Built on 370 acres of tumbling terrain in southwest Virginia, Ballyhack channels the spirit of a Scottish highland links through the Blue Ridge Mountains, with fairways as wide as 150 yards, gouged-out bunkers, and 50- to 70-foot elevation changes. Its slope rating of 155 from the back tees ranks among the highest in the United States.
History
Ballyhack Golf Club was born from an architect's reconnaissance mission in 2003, when Lester George came to Roanoke for a First Tee event and was taken by a friend to inspect a 370-acre parcel of land southeast of the city. George loved what he saw but the property was not for sale. The thought of the terrain stayed with him for years, and he spent the better part of the next decade assembling an investment group, purchasing the land, completing zoning approvals, and finally breaking ground in 2007. Ballyhack debuted in 2009, the product of a designer's decade-long pursuit of a piece of land that he believed deserved a great golf course.
George's design at Ballyhack draws on the same design vocabulary he employed at Kinloch Golf Club — wide landing areas, centered bunkers, shared fairways, and double greens — but applies those principles to terrain of even greater drama. The 190-acre routing incorporates the rugged topography of southwest Virginia's Appalachian foothills, with elevation changes, rocky outcroppings, and natural ground movement that give the course a Scottish highland character unusual in the American South. George described Ballyhack as Kinloch amplified: the same strategic principles on a bolder landscape. The template hole influences visible throughout the course reflect George's deep study of the Golden Age.

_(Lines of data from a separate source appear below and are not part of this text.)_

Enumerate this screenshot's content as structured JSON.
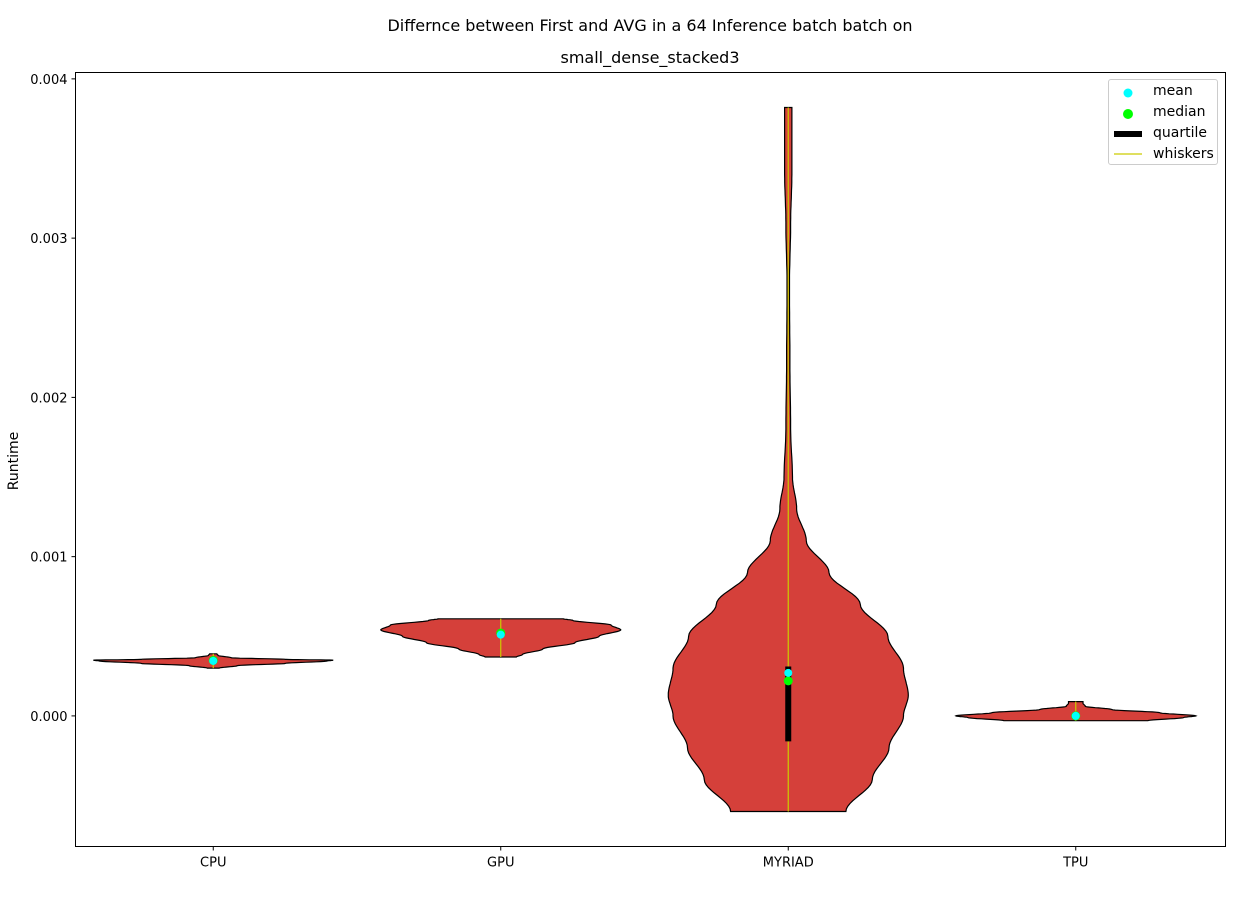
{
  "chart_data": {
    "type": "violin",
    "title": "Differnce between First and AVG in a 64 Inference batch batch on",
    "subtitle": "small_dense_stacked3",
    "xlabel": "",
    "ylabel": "Runtime",
    "categories": [
      "CPU",
      "GPU",
      "MYRIAD",
      "TPU"
    ],
    "ylim": [
      -0.00082,
      0.00404
    ],
    "yticks": [
      0.0,
      0.001,
      0.002,
      0.003,
      0.004
    ],
    "ytick_labels": [
      "0.000",
      "0.001",
      "0.002",
      "0.003",
      "0.004"
    ],
    "grid": false,
    "legend_position": "top-right",
    "colors": {
      "body": "#d5403a",
      "edge": "#000000",
      "mean": "#00ffff",
      "median": "#00ff00",
      "quartile": "#000000",
      "whiskers": "#cccc00"
    },
    "series": [
      {
        "category": "CPU",
        "min": 0.0003,
        "max": 0.00039,
        "mean": 0.000345,
        "median": 0.000348,
        "q1": 0.00034,
        "q3": 0.000352,
        "profile": [
          [
            0.0003,
            0.05
          ],
          [
            0.000315,
            0.2
          ],
          [
            0.00033,
            0.6
          ],
          [
            0.000345,
            0.95
          ],
          [
            0.00035,
            1.0
          ],
          [
            0.000355,
            0.6
          ],
          [
            0.000365,
            0.15
          ],
          [
            0.00038,
            0.04
          ],
          [
            0.00039,
            0.03
          ]
        ]
      },
      {
        "category": "GPU",
        "min": 0.00037,
        "max": 0.00061,
        "mean": 0.00051,
        "median": 0.00052,
        "q1": 0.000505,
        "q3": 0.000525,
        "profile": [
          [
            0.00037,
            0.13
          ],
          [
            0.000385,
            0.18
          ],
          [
            0.00042,
            0.35
          ],
          [
            0.00046,
            0.62
          ],
          [
            0.0005,
            0.82
          ],
          [
            0.00054,
            1.0
          ],
          [
            0.00057,
            0.92
          ],
          [
            0.0006,
            0.6
          ],
          [
            0.00061,
            0.52
          ]
        ]
      },
      {
        "category": "MYRIAD",
        "min": -0.0006,
        "max": 0.00382,
        "mean": 0.00027,
        "median": 0.00022,
        "q1": -0.00016,
        "q3": 0.00031,
        "profile": [
          [
            -0.0006,
            0.48
          ],
          [
            -0.0004,
            0.7
          ],
          [
            -0.0002,
            0.84
          ],
          [
            0.0,
            0.96
          ],
          [
            0.00013,
            1.0
          ],
          [
            0.0003,
            0.96
          ],
          [
            0.0005,
            0.83
          ],
          [
            0.0007,
            0.6
          ],
          [
            0.0009,
            0.34
          ],
          [
            0.0011,
            0.15
          ],
          [
            0.0013,
            0.07
          ],
          [
            0.0015,
            0.035
          ],
          [
            0.0018,
            0.02
          ],
          [
            0.0022,
            0.014
          ],
          [
            0.0027,
            0.01
          ],
          [
            0.0031,
            0.02
          ],
          [
            0.0034,
            0.03
          ],
          [
            0.0036,
            0.03
          ],
          [
            0.00382,
            0.03
          ]
        ]
      },
      {
        "category": "TPU",
        "min": -3e-05,
        "max": 9e-05,
        "mean": 0.0,
        "median": 0.0,
        "q1": -1e-05,
        "q3": 1e-05,
        "profile": [
          [
            -3e-05,
            0.6
          ],
          [
            -1e-05,
            0.9
          ],
          [
            0.0,
            1.0
          ],
          [
            2e-05,
            0.7
          ],
          [
            4e-05,
            0.3
          ],
          [
            6e-05,
            0.08
          ],
          [
            8e-05,
            0.06
          ],
          [
            9e-05,
            0.06
          ]
        ]
      }
    ],
    "legend": [
      "mean",
      "median",
      "quartile",
      "whiskers"
    ]
  }
}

Redan greens, Road Hole concepts, and Cape-style tee shots appear throughout the routing, applied to Virginia terrain rather than imported wholesale from Scottish originals. The result is a course that feels rooted in the place while honoring the architectural traditions George admires. Ballyhack became part of the Dormie Network, the collection of golf-focused private clubs that operates on a model of accessible national membership, allowing golfers to play each club in the network when traveling. This affiliation brought Ballyhack national attention and positioned the Roanoke course alongside celebrated Dormie properties in Oregon, North Carolina, and Wisconsin as destinations for serious golfers.
A par-3 short course named the Goat Trak was added in 2020, designed by George and Bill Kubly with routing assistance from a herd of African Boer goats — whose name was adopted as the course's. The Goat Trak uses 8 greens (including one double green) on 7.5 acres, with no designated tee boxes, allowing players to create their own holes from any angle of approach. GOLF Magazine named it one of the world's best 25 par-3 courses in 2020. The combination of Ballyhack's championship course and the Goat Trak's playful creativity gives the club a depth of golfing experience that rewards repeated visits.